Hey thanks diya/lena

:D

*Diya :D

Are you even in HS yet? O.o

WHo me?

who me?

that pic is of lena

Lol No, the question is to rld

lol I am in university LOL

My apologizes!

What..? university? is this uni lvl ? :/

That is alright i like to be young

lol no I am in a stupid one

Well then, we shall not be nostalgic about the past with our young minds ;)

i am not taht old I am 20

Lol Never saw "20" coming :P

lols, dont you learn that in HS? I learnt that last year :/

lol i am learning it in calc2

well it is diffin india u guys learn alot more

lols, im not from india xD

so where ru from?

i thought calc 2 was harder :/

I am in the US...Its..a 10th grade course..

Australia.

it is . this is the stupid stuff

that is 11th grade stuff for me.

lol idk i never learnt this in hs

Ah I see Coolio

wow, HS must be easy for you!

lol we learnt diff thing

we have one math course a year and that includes e/t.
algebra trig geometry and all th egood stuff

like we odnt have algebra 1 and 2 and all that stuff

Hmm, trig and Geo come in one pack for us.

same, i hate trig and geometry.

but neway this university is in the us

ad this was one tiny sectionin calc

Interesting..

katrina so y r u up now? it is so late

very interesting, maths in the US, sounds so easy xD

lol i am from canada

Depends Mimi.
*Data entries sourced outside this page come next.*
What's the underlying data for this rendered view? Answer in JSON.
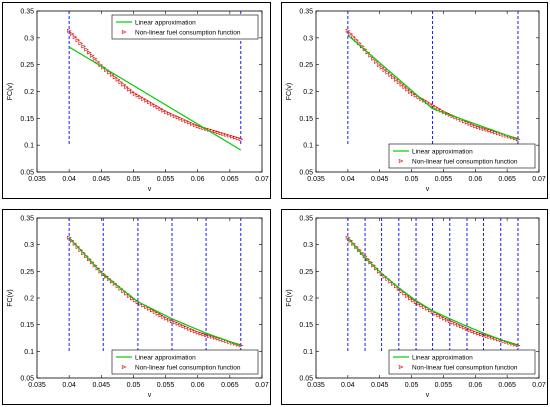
{
  "chart_data": [
    {
      "type": "line",
      "xlabel": "v",
      "ylabel": "FC(v)",
      "xlim": [
        0.035,
        0.07
      ],
      "ylim": [
        0.05,
        0.35
      ],
      "xticks": [
        "0.035",
        "0.04",
        "0.045",
        "0.05",
        "0.055",
        "0.06",
        "0.065",
        "0.07"
      ],
      "yticks": [
        "0.05",
        "0.1",
        "0.15",
        "0.2",
        "0.25",
        "0.3",
        "0.35"
      ],
      "legend_position": "top-right",
      "series": [
        {
          "name": "Linear approximation",
          "color": "#00cc00",
          "style": "solid",
          "x": [
            0.04,
            0.0667
          ],
          "y": [
            0.283,
            0.091
          ]
        },
        {
          "name": "Non-linear fuel consumption function",
          "color": "#dd0000",
          "style": "markers",
          "x": [
            0.04,
            0.045,
            0.05,
            0.055,
            0.06,
            0.0667
          ],
          "y": [
            0.313,
            0.248,
            0.197,
            0.162,
            0.135,
            0.111
          ]
        }
      ],
      "breakpoints": [
        0.04,
        0.0667
      ],
      "breakpoint_color": "#0000ff",
      "breakpoint_yrange": [
        0.1,
        0.35
      ]
    },
    {
      "type": "line",
      "xlabel": "v",
      "ylabel": "FC(v)",
      "xlim": [
        0.035,
        0.07
      ],
      "ylim": [
        0.05,
        0.35
      ],
      "xticks": [
        "0.035",
        "0.04",
        "0.045",
        "0.05",
        "0.055",
        "0.06",
        "0.065",
        "0.07"
      ],
      "yticks": [
        "0.05",
        "0.1",
        "0.15",
        "0.2",
        "0.25",
        "0.3",
        "0.35"
      ],
      "legend_position": "bottom-right",
      "series": [
        {
          "name": "Linear approximation",
          "color": "#00cc00",
          "style": "solid",
          "x": [
            0.04,
            0.0533,
            0.0667
          ],
          "y": [
            0.305,
            0.168,
            0.111
          ]
        },
        {
          "name": "Non-linear fuel consumption function",
          "color": "#dd0000",
          "style": "markers",
          "x": [
            0.04,
            0.045,
            0.05,
            0.055,
            0.06,
            0.0667
          ],
          "y": [
            0.313,
            0.248,
            0.197,
            0.162,
            0.135,
            0.111
          ]
        }
      ],
      "breakpoints": [
        0.04,
        0.0533,
        0.0667
      ],
      "breakpoint_color": "#0000ff",
      "breakpoint_yrange": [
        0.1,
        0.35
      ]
    },
    {
      "type": "line",
      "xlabel": "v",
      "ylabel": "FC(v)",
      "xlim": [
        0.035,
        0.07
      ],
      "ylim": [
        0.05,
        0.35
      ],
      "xticks": [
        "0.035",
        "0.04",
        "0.045",
        "0.05",
        "0.055",
        "0.06",
        "0.065",
        "0.07"
      ],
      "yticks": [
        "0.05",
        "0.1",
        "0.15",
        "0.2",
        "0.25",
        "0.3",
        "0.35"
      ],
      "legend_position": "bottom-right",
      "series": [
        {
          "name": "Linear approximation",
          "color": "#00cc00",
          "style": "solid",
          "x": [
            0.04,
            0.0453,
            0.0507,
            0.056,
            0.0613,
            0.0667
          ],
          "y": [
            0.313,
            0.244,
            0.193,
            0.161,
            0.134,
            0.111
          ]
        },
        {
          "name": "Non-linear fuel consumption function",
          "color": "#dd0000",
          "style": "markers",
          "x": [
            0.04,
            0.045,
            0.05,
            0.055,
            0.06,
            0.0667
          ],
          "y": [
            0.313,
            0.248,
            0.197,
            0.162,
            0.135,
            0.111
          ]
        }
      ],
      "breakpoints": [
        0.04,
        0.0453,
        0.0507,
        0.056,
        0.0613,
        0.0667
      ],
      "breakpoint_color": "#0000ff",
      "breakpoint_yrange": [
        0.1,
        0.35
      ]
    },
    {
      "type": "line",
      "xlabel": "v",
      "ylabel": "FC(v)",
      "xlim": [
        0.035,
        0.07
      ],
      "ylim": [
        0.05,
        0.35
      ],
      "xticks": [
        "0.035",
        "0.04",
        "0.045",
        "0.05",
        "0.055",
        "0.06",
        "0.065",
        "0.07"
      ],
      "yticks": [
        "0.05",
        "0.1",
        "0.15",
        "0.2",
        "0.25",
        "0.3",
        "0.35"
      ],
      "legend_position": "bottom-right",
      "series": [
        {
          "name": "Linear approximation",
          "color": "#00cc00",
          "style": "solid",
          "x": [
            0.04,
            0.0427,
            0.0453,
            0.048,
            0.0507,
            0.0533,
            0.056,
            0.0587,
            0.0613,
            0.064,
            0.0667
          ],
          "y": [
            0.313,
            0.275,
            0.246,
            0.219,
            0.195,
            0.176,
            0.161,
            0.147,
            0.134,
            0.122,
            0.111
          ]
        },
        {
          "name": "Non-linear fuel consumption function",
          "color": "#dd0000",
          "style": "markers",
          "x": [
            0.04,
            0.045,
            0.05,
            0.055,
            0.06,
            0.0667
          ],
          "y": [
            0.313,
            0.248,
            0.197,
            0.162,
            0.135,
            0.111
          ]
        }
      ],
      "breakpoints": [
        0.04,
        0.0427,
        0.0453,
        0.048,
        0.0507,
        0.0533,
        0.056,
        0.0587,
        0.0613,
        0.064,
        0.0667
      ],
      "breakpoint_color": "#0000ff",
      "breakpoint_yrange": [
        0.1,
        0.35
      ]
    }
  ]
}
You have the choice to take the courses. So it varies from people.

It is a bit late.. Last minute procrastinator :P

lol zed was herer and then he left lol

i'm back :)

lol

Wb

I guess it is never too late i paged u on the caht but i guess u dont read the chat

Only if there was an "off" button to chat...

i usually do, but the internet is a bit slow right now

ok so i wont hold that against u hehe

The chat is neway boring and stupid

Answer is not complete you have to find the definite integral

lol i just realized that :D U r right on target

Hey wld anyone know?

If u can solve (ln(0)+1)?

ln(0) is undefined

Okay, \[\int_{-3}^{-1}\frac{1}{\sqrt{x^{2}+6x+10}} dx\]
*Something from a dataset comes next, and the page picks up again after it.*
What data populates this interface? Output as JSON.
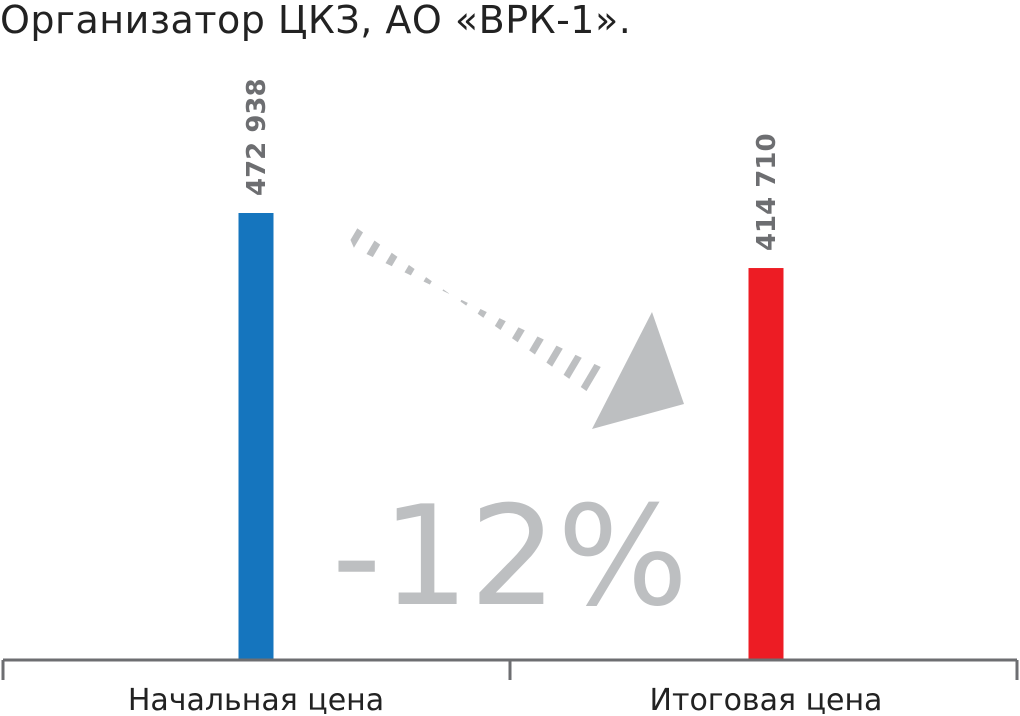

ya lol i dont know how to write equations lol

but that wasn't my question ishaan. i want to know abt ln(0)

ln 0 isn't defined, i think you probably made some mistake

\[\ln(x+3+\sqrt{(x+3)^{2}+1} \]
then sub -1 then -3 in

rld? are you here

the answer doesn't have to be in sinh

ya lol this just ln natural logarithm

idk where i went wron

ln(-3+3)=ln(o)

it gets reduced to 1 upon sqrt{x^2 - a^2}

the integral of 1 upon sqrt(x^2-a^2) = log(sqrt(x^2-a^2) +x)

oh wait i did wrong mimi did right i got confused in completing squares

oh thanks ishaan and mimi

but the formula i gave you is right

Ishaan that is alright Thank you for trying :D

U always come when i need u

Thanks mimi

np, but i think that i did it wrong somewhere :/

lol i will recheck the steps

who is this guest watching us?

hello guest!

idk been here the whole time

spying u ishaan

\[\log({\sqrt{x^2+ 6x+10}}+ x+3)\]

yeah, a spy

the final is answer is right:
\[\ln(x+3+\sqrt{(x+3)^{2}+1} \]
but then the end is not i think,

k i will recheck it

There are two spies now

lols, people just love your question.

that's it, i can't be wrong

lol ishann thankss :D

i think that i got the same answer, scroll up!

they are just too lazy to sign up for an account :P

or they wanna spy on us

ln(sqrt(5) + 2) us the final answer
the other one gets to zero

is* not us :-D

seems legit :-D

brb lunch time
instant noodles yumm :-D

ya got that thanks

you're welcome

going to bed it is 4 am

bye mimi

sweet dreams

lol

LoL

Thanks diya for reminding me

NoProblem (: